Asimismo, se advierte que la liquidación y ejecución se adelanta por el juez de primera instancia y se rigen por lo dispuesto en el Código de Procedimiento Civil, hoy Código General del Proceso, artículo 365.

En mérito de lo expuesto, el Consejo de Estado, Sala de lo Contencioso Administrativo, Sección Segunda, Subsección A, administrando justicia en nombre de la República de Colombia y por autoridad de la ley

FALLA

1. DECLÁRASE INFUNDADA la excepción de prescripción extintiva de mesadas, de conformidad con lo expuesto en la parte motiva de esta providencia.

2. CONFÍRMASE, en lo demás, la sentencia de 4 de septiembre de 2013, proferida por el Tribunal Administrativo de Risaralda, que accedió a las súplicas de la demanda incoada por María Fabiola Osorio Alarcón, de conformidad con la parte motiva de la presente providencia.

3. NO condenar en costas de esta instancia.
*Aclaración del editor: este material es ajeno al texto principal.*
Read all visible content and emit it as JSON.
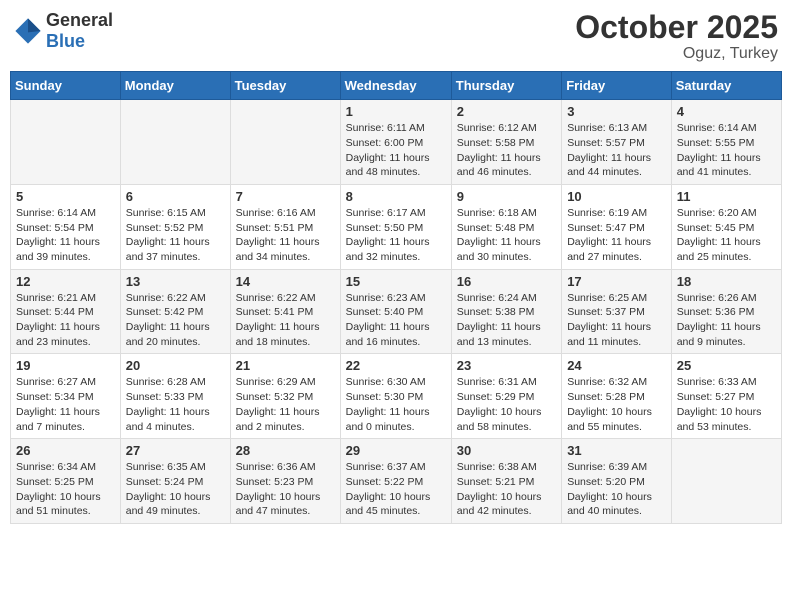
{
  "header": {
    "logo_general": "General",
    "logo_blue": "Blue",
    "month": "October 2025",
    "location": "Oguz, Turkey"
  },
  "days_of_week": [
    "Sunday",
    "Monday",
    "Tuesday",
    "Wednesday",
    "Thursday",
    "Friday",
    "Saturday"
  ],
  "weeks": [
    [
      {
        "day": "",
        "info": ""
      },
      {
        "day": "",
        "info": ""
      },
      {
        "day": "",
        "info": ""
      },
      {
        "day": "1",
        "info": "Sunrise: 6:11 AM\nSunset: 6:00 PM\nDaylight: 11 hours and 48 minutes."
      },
      {
        "day": "2",
        "info": "Sunrise: 6:12 AM\nSunset: 5:58 PM\nDaylight: 11 hours and 46 minutes."
      },
      {
        "day": "3",
        "info": "Sunrise: 6:13 AM\nSunset: 5:57 PM\nDaylight: 11 hours and 44 minutes."
      },
      {
        "day": "4",
        "info": "Sunrise: 6:14 AM\nSunset: 5:55 PM\nDaylight: 11 hours and 41 minutes."
      }
    ],
    [
      {
        "day": "5",
        "info": "Sunrise: 6:14 AM\nSunset: 5:54 PM\nDaylight: 11 hours and 39 minutes."
      },
      {
        "day": "6",
        "info": "Sunrise: 6:15 AM\nSunset: 5:52 PM\nDaylight: 11 hours and 37 minutes."
      },
      {
        "day": "7",
        "info": "Sunrise: 6:16 AM\nSunset: 5:51 PM\nDaylight: 11 hours and 34 minutes."
      },
      {
        "day": "8",
        "info": "Sunrise: 6:17 AM\nSunset: 5:50 PM\nDaylight: 11 hours and 32 minutes."
      },
      {
        "day": "9",
        "info": "Sunrise: 6:18 AM\nSunset: 5:48 PM\nDaylight: 11 hours and 30 minutes."
      },
      {
        "day": "10",
        "info": "Sunrise: 6:19 AM\nSunset: 5:47 PM\nDaylight: 11 hours and 27 minutes."
      },
      {
        "day": "11",
        "info": "Sunrise: 6:20 AM\nSunset: 5:45 PM\nDaylight: 11 hours and 25 minutes."
      }
    ],
    [
      {
        "day": "12",
        "info": "Sunrise: 6:21 AM\nSunset: 5:44 PM\nDaylight: 11 hours and 23 minutes."
      },
      {
        "day": "13",
        "info": "Sunrise: 6:22 AM\nSunset: 5:42 PM\nDaylight: 11 hours and 20 minutes."
      },
      {
        "day": "14",
        "info": "Sunrise: 6:22 AM\nSunset: 5:41 PM\nDaylight: 11 hours and 18 minutes."
      },
      {
        "day": "15",
        "info": "Sunrise: 6:23 AM\nSunset: 5:40 PM\nDaylight: 11 hours and 16 minutes."
      },
      {
        "day": "16",
        "info": "Sunrise: 6:24 AM\nSunset: 5:38 PM\nDaylight: 11 hours and 13 minutes."
      },
      {
        "day": "17",
        "info": "Sunrise: 6:25 AM\nSunset: 5:37 PM\nDaylight: 11 hours and 11 minutes."
      },
      {
        "day": "18",
        "info": "Sunrise: 6:26 AM\nSunset: 5:36 PM\nDaylight: 11 hours and 9 minutes."
      }
    ],
    [
      {
        "day": "19",
        "info": "Sunrise: 6:27 AM\nSunset: 5:34 PM\nDaylight: 11 hours and 7 minutes."
      },
      {
        "day": "20",
        "info": "Sunrise: 6:28 AM\nSunset: 5:33 PM\nDaylight: 11 hours and 4 minutes."
      },
      {
        "day": "21",
        "info": "Sunrise: 6:29 AM\nSunset: 5:32 PM\nDaylight: 11 hours and 2 minutes."
      },
      {
        "day": "22",
        "info": "Sunrise: 6:30 AM\nSunset: 5:30 PM\nDaylight: 11 hours and 0 minutes."
      },
      {
        "day": "23",
        "info": "Sunrise: 6:31 AM\nSunset: 5:29 PM\nDaylight: 10 hours and 58 minutes."
      },
      {
        "day": "24",
        "info": "Sunrise: 6:32 AM\nSunset: 5:28 PM\nDaylight: 10 hours and 55 minutes."
      },
      {
        "day": "25",
        "info": "Sunrise: 6:33 AM\nSunset: 5:27 PM\nDaylight: 10 hours and 53 minutes."
      }
    ],
    [
      {
        "day": "26",
        "info": "Sunrise: 6:34 AM\nSunset: 5:25 PM\nDaylight: 10 hours and 51 minutes."
      },
      {
        "day": "27",
        "info": "Sunrise: 6:35 AM\nSunset: 5:24 PM\nDaylight: 10 hours and 49 minutes."
      },
      {
        "day": "28",
        "info": "Sunrise: 6:36 AM\nSunset: 5:23 PM\nDaylight: 10 hours and 47 minutes."
      },
      {
        "day": "29",
        "info": "Sunrise: 6:37 AM\nSunset: 5:22 PM\nDaylight: 10 hours and 45 minutes."
      },
      {
        "day": "30",
        "info": "Sunrise: 6:38 AM\nSunset: 5:21 PM\nDaylight: 10 hours and 42 minutes."
      },
      {
        "day": "31",
        "info": "Sunrise: 6:39 AM\nSunset: 5:20 PM\nDaylight: 10 hours and 40 minutes."
      },
      {
        "day": "",
        "info": ""
      }
    ]
  ]
}
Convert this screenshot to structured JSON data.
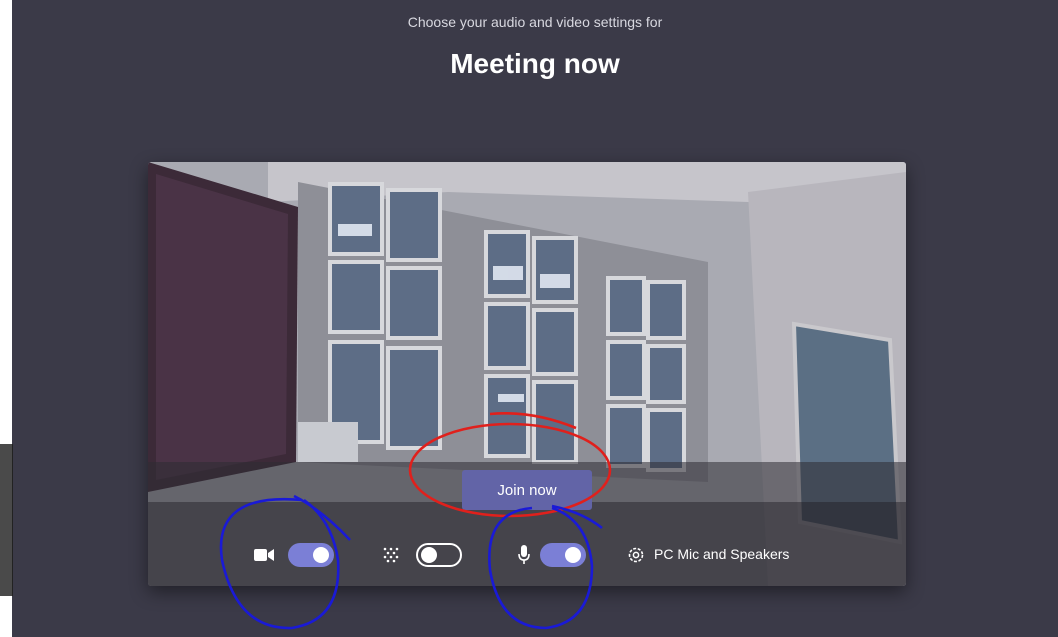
{
  "header": {
    "subtitle": "Choose your audio and video settings for",
    "meeting_title": "Meeting now"
  },
  "preview": {
    "join_button_label": "Join now"
  },
  "controls": {
    "camera_toggle_on": true,
    "background_blur_toggle_on": false,
    "microphone_toggle_on": true,
    "device_label": "PC Mic and Speakers",
    "icons": [
      "video-camera-icon",
      "background-blur-icon",
      "microphone-icon",
      "gear-icon"
    ]
  },
  "colors": {
    "background": "#3b3a48",
    "accent": "#6264a7",
    "toggle_on": "#7b7fd6",
    "annotation_red": "#e0201c",
    "annotation_blue": "#1a1ad6"
  }
}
Ejecutoriada esta providencia devuélvase el expediente al tribunal de origen.

Discutida y aprobada por la sala en sesión de la fecha.

Cópiese, notifíquese y cúmplase».

4 Art. 1505 del C.C.

5 Sobre el particular ver entre otras las sentencias C-372 de 2002, C-561 de 1999, C-496 de 1998.

6 Teoría del control de convencionalidad, artículo publicado por la Universidad de la Sabana, en versión On-line sobre estudios constitucionales, vol. 14 Nº 1, julio 2106 (sic), Olano García Hernán Alejandro.

7 Su resumen fue publicado en la prensa colombiana, ver El Espectador del domingo 18 de diciembre de 2016.

8 La Sentencia C-336 de 16 de abril de 2008 resolvió Demanda de inconstitucionalidad contra los artículos 1º (parcial) de la Ley 54 de 1990; 47 (parcial), 74 (parcial) y 163 (parcial) de la Ley 100 de 1993. Actor: Rodrigo Uprimy Yepes y otros, M. P. Clara Inés Vargas Hernández.

9 M.P. Clara Inés Vargas Hernández, 11 de julio de 2007.

10 M.P. Jorge Ignacio Pretelt Chaljub, 20 de junio de 2013.

11 Código de Procedimiento Administrativo y de lo Contencioso Administrativo (CPACA), Universidad Externado de Colombia, editor José Luis Benavides, 2ª ed., pág. 38 de Lafont Pianeta Rafael Enrique Ostau de.

12 Ob. Cit., págs. 51, 52.

13 Ob. Cit., págs. 51, 52.

14 Concordante con la Corte Constitucional en Sentencia C-157 de 21 de marzo de 2013.